The Group of 20 is debating whether to include a reference to China’s currency in a joint statement by leaders following their two-day summit in Cannes, France, according to an official from a G-20 nation.

A draft of the communique singled out China as needing to allow more flexibility in its currency to help ease global trade and investment imbalances, the official said on condition of anonymity because discussions on the statement haven’t finished. The official wasn’t convinced the citation will remain in the final version because of opposition from Chinese officials. The statement is scheduled for release tomorrow.

Any ratcheting up of pressure on yuan gains might risk stoking tension as European officials seek to persuade China to invest in an expanded rescue fund aimed at resolving the euro- region’s debt crisis. Chinese Deputy Finance Minister Zhu Guangyao last month welcomed a statement by G-20 finance chiefs that omitted reference to the yuan.

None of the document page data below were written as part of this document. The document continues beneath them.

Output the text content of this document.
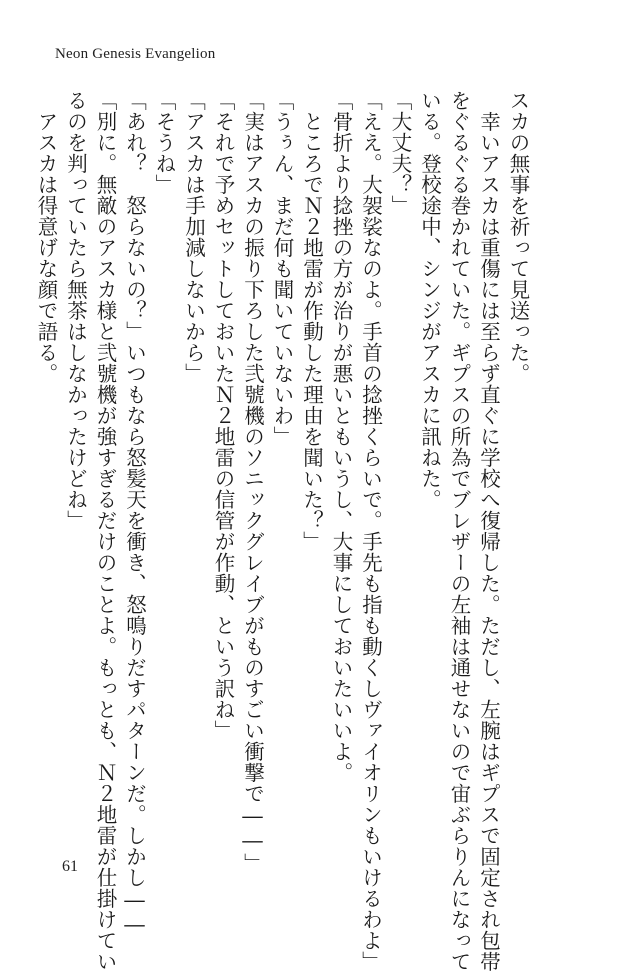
Neon Genesis Evangelion
スカの無事を祈って見送った。
　幸いアスカは重傷には至らず直ぐに学校へ復帰した。ただし、左腕はギプスで固定され包帯
をぐるぐる巻かれていた。ギプスの所為でブレザーの左袖は通せないので宙ぶらりんになって
いる。登校途中、シンジがアスカに訊ねた。
「大丈夫？」
「ええ。大袈裟なのよ。手首の捻挫くらいで。手先も指も動くしヴァイオリンもいけるわよ」
「骨折より捻挫の方が治りが悪いともいうし、大事にしておいたいいよ。
　ところでＮ２地雷が作動した理由を聞いた？」
「うぅん、まだ何も聞いていないわ」
「実はアスカの振り下ろした弐號機のソニックグレイブがものすごい衝撃で――」
「それで予めセットしておいたＮ２地雷の信管が作動、という訳ね」
「アスカは手加減しないから」
「そうね」
「あれ？　怒らないの？」いつもなら怒髪天を衝き、怒鳴りだすパターンだ。しかし――
「別に。無敵のアスカ様と弐號機が強すぎるだけのことよ。もっとも、Ｎ２地雷が仕掛けてい
るのを判っていたら無茶はしなかったけどね」
　アスカは得意げな顔で語る。
61
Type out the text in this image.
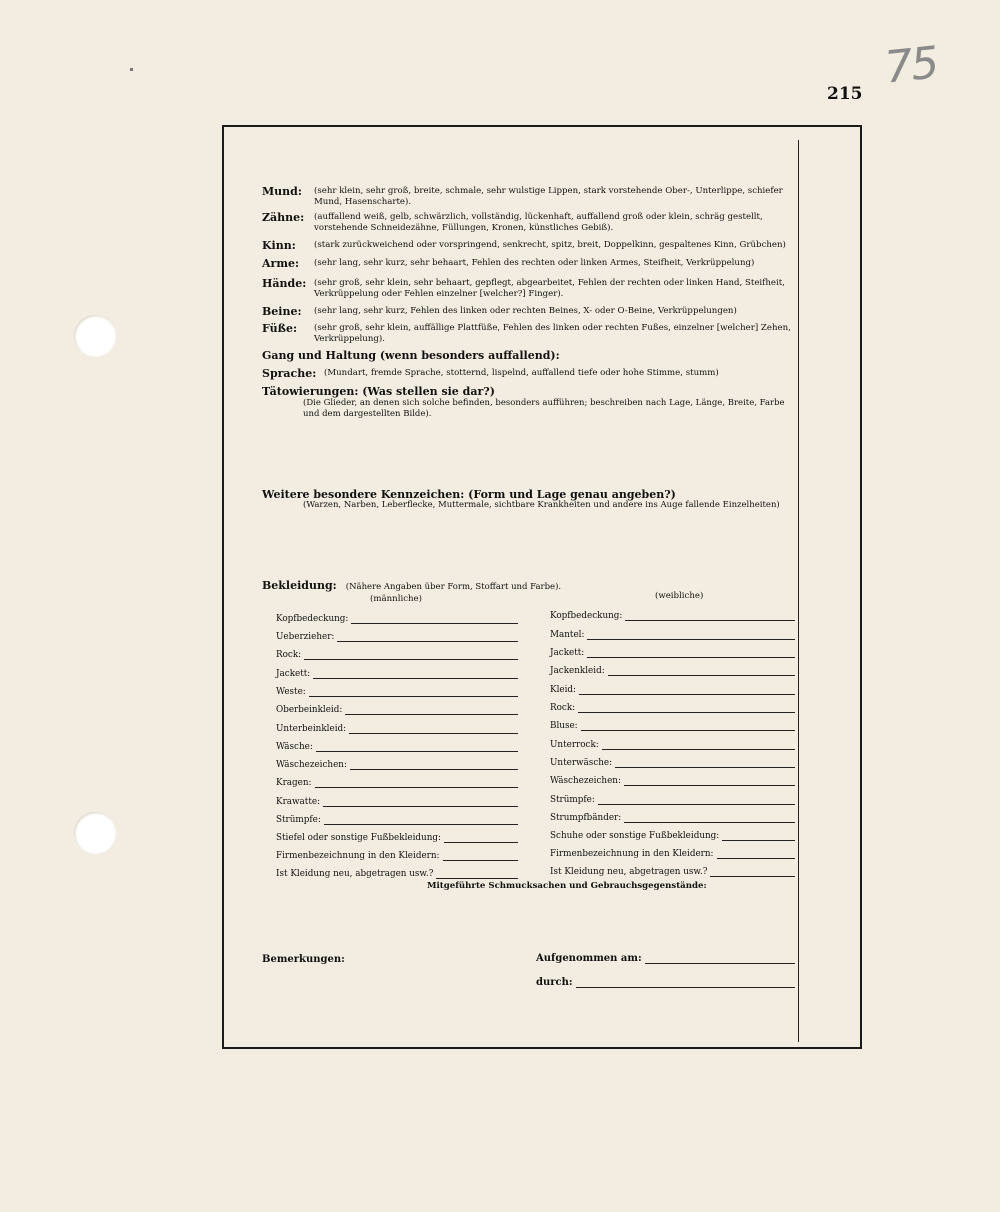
215
75
Mund: (sehr klein, sehr groß, breite, schmale, sehr wulstige Lippen, stark vorstehende Ober-, Unterlippe, schiefer Mund, Hasenscharte).
Zähne: (auffallend weiß, gelb, schwärzlich, vollständig, lückenhaft, auffallend groß oder klein, schräg gestellt, vorstehende Schneidezähne, Füllungen, Kronen, künstliches Gebiß).
Kinn: (stark zurückweichend oder vorspringend, senkrecht, spitz, breit, Doppelkinn, gespaltenes Kinn, Grübchen)
Arme: (sehr lang, sehr kurz, sehr behaart, Fehlen des rechten oder linken Armes, Steifheit, Verkrüppelung)
Hände: (sehr groß, sehr klein, sehr behaart, gepflegt, abgearbeitet, Fehlen der rechten oder linken Hand, Steifheit, Verkrüppelung oder Fehlen einzelner [welcher?] Finger).
Beine: (sehr lang, sehr kurz, Fehlen des linken oder rechten Beines, X- oder O-Beine, Verkrüppelungen)
Füße: (sehr groß, sehr klein, auffällige Plattfüße, Fehlen des linken oder rechten Fußes, einzelner [welcher] Zehen, Verkrüppelung).
Gang und Haltung (wenn besonders auffallend):
Sprache: (Mundart, fremde Sprache, stotternd, lispelnd, auffallend tiefe oder hohe Stimme, stumm)
Tätowierungen: (Was stellen sie dar?)
(Die Glieder, an denen sich solche befinden, besonders aufführen; beschreiben nach Lage, Länge, Breite, Farbe und dem dargestellten Bilde).
Weitere besondere Kennzeichen: (Form und Lage genau angeben?)
(Warzen, Narben, Leberflecke, Muttermale, sichtbare Krankheiten und andere ins Auge fallende Einzelheiten)
Bekleidung: (Nähere Angaben über Form, Stoffart und Farbe).
(männliche)	(weibliche)
Kopfbedeckung:
Ueberzieher:
Rock:
Jackett:
Weste:
Oberbeinkleid:
Unterbeinkleid:
Wäsche:
Wäschezeichen:
Kragen:
Krawatte:
Strümpfe:
Stiefel oder sonstige Fußbekleidung:
Firmenbezeichnung in den Kleidern:
Ist Kleidung neu, abgetragen usw.?
Kopfbedeckung:
Mantel:
Jackett:
Jackenkleid:
Kleid:
Rock:
Bluse:
Unterrock:
Unterwäsche:
Wäschezeichen:
Strümpfe:
Strumpfbänder:
Schuhe oder sonstige Fußbekleidung:
Firmenbezeichnung in den Kleidern:
Ist Kleidung neu, abgetragen usw.?
Mitgeführte Schmucksachen und Gebrauchsgegenstände:
Bemerkungen:	Aufgenommen am:
durch:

The Oct. 16 communique was “comprehensive and balanced,” Zhu said in an interview last month. The text said emerging markets with trade surpluses should continue to “move toward more market-determined exchange-rate systems and achieve greater exchange-rate flexibility to reflect economic fundamentals.”

Report Postponed

U.S. policy makers have pressured China to allow faster gains in the yuan. Treasury Secretary Timothy F. Geithner said on Oct. 11 that the Chinese currency had appreciated 10 percent, adjusted for inflation, from mid-2010 through early October, a pace that’s too slow. Even so, the U.S. on Oct. 14 postponed a report on the exchange-rate policies of its trading partners, including China, until after the G-20 summit.

Canadian Finance Minister Jim Flaherty said in an interview after last month’s G-20 finance minister and central bank governor meeting that China’s reluctance to allow more flexibility in its currency has been a “persistent thorn.”

Chinese officials have said that the current priority is fixing Europe’s debt crisis. Zhu said yesterday in Cannes that the euro-region rescue fund is an “important tool” to address the sovereign-debt crisis. He also said it’s “too soon” for China to discuss further purchases of the fund’s bonds.

French President Nicolas Sarkozy, head of the G-20 this year, has advocated an increased international role for the Chinese currency, bringing it into the International Monetary Fund’s Special Drawing Rights system.

“France will try to make the most of the summit, outlining a plan to reduce dependency on the dollar and bring China into the SDR -- most likely by 2020,” Standard Chartered Plc foreign exchange analysts led by Callum Henderson in Singapore wrote in a note to clients today.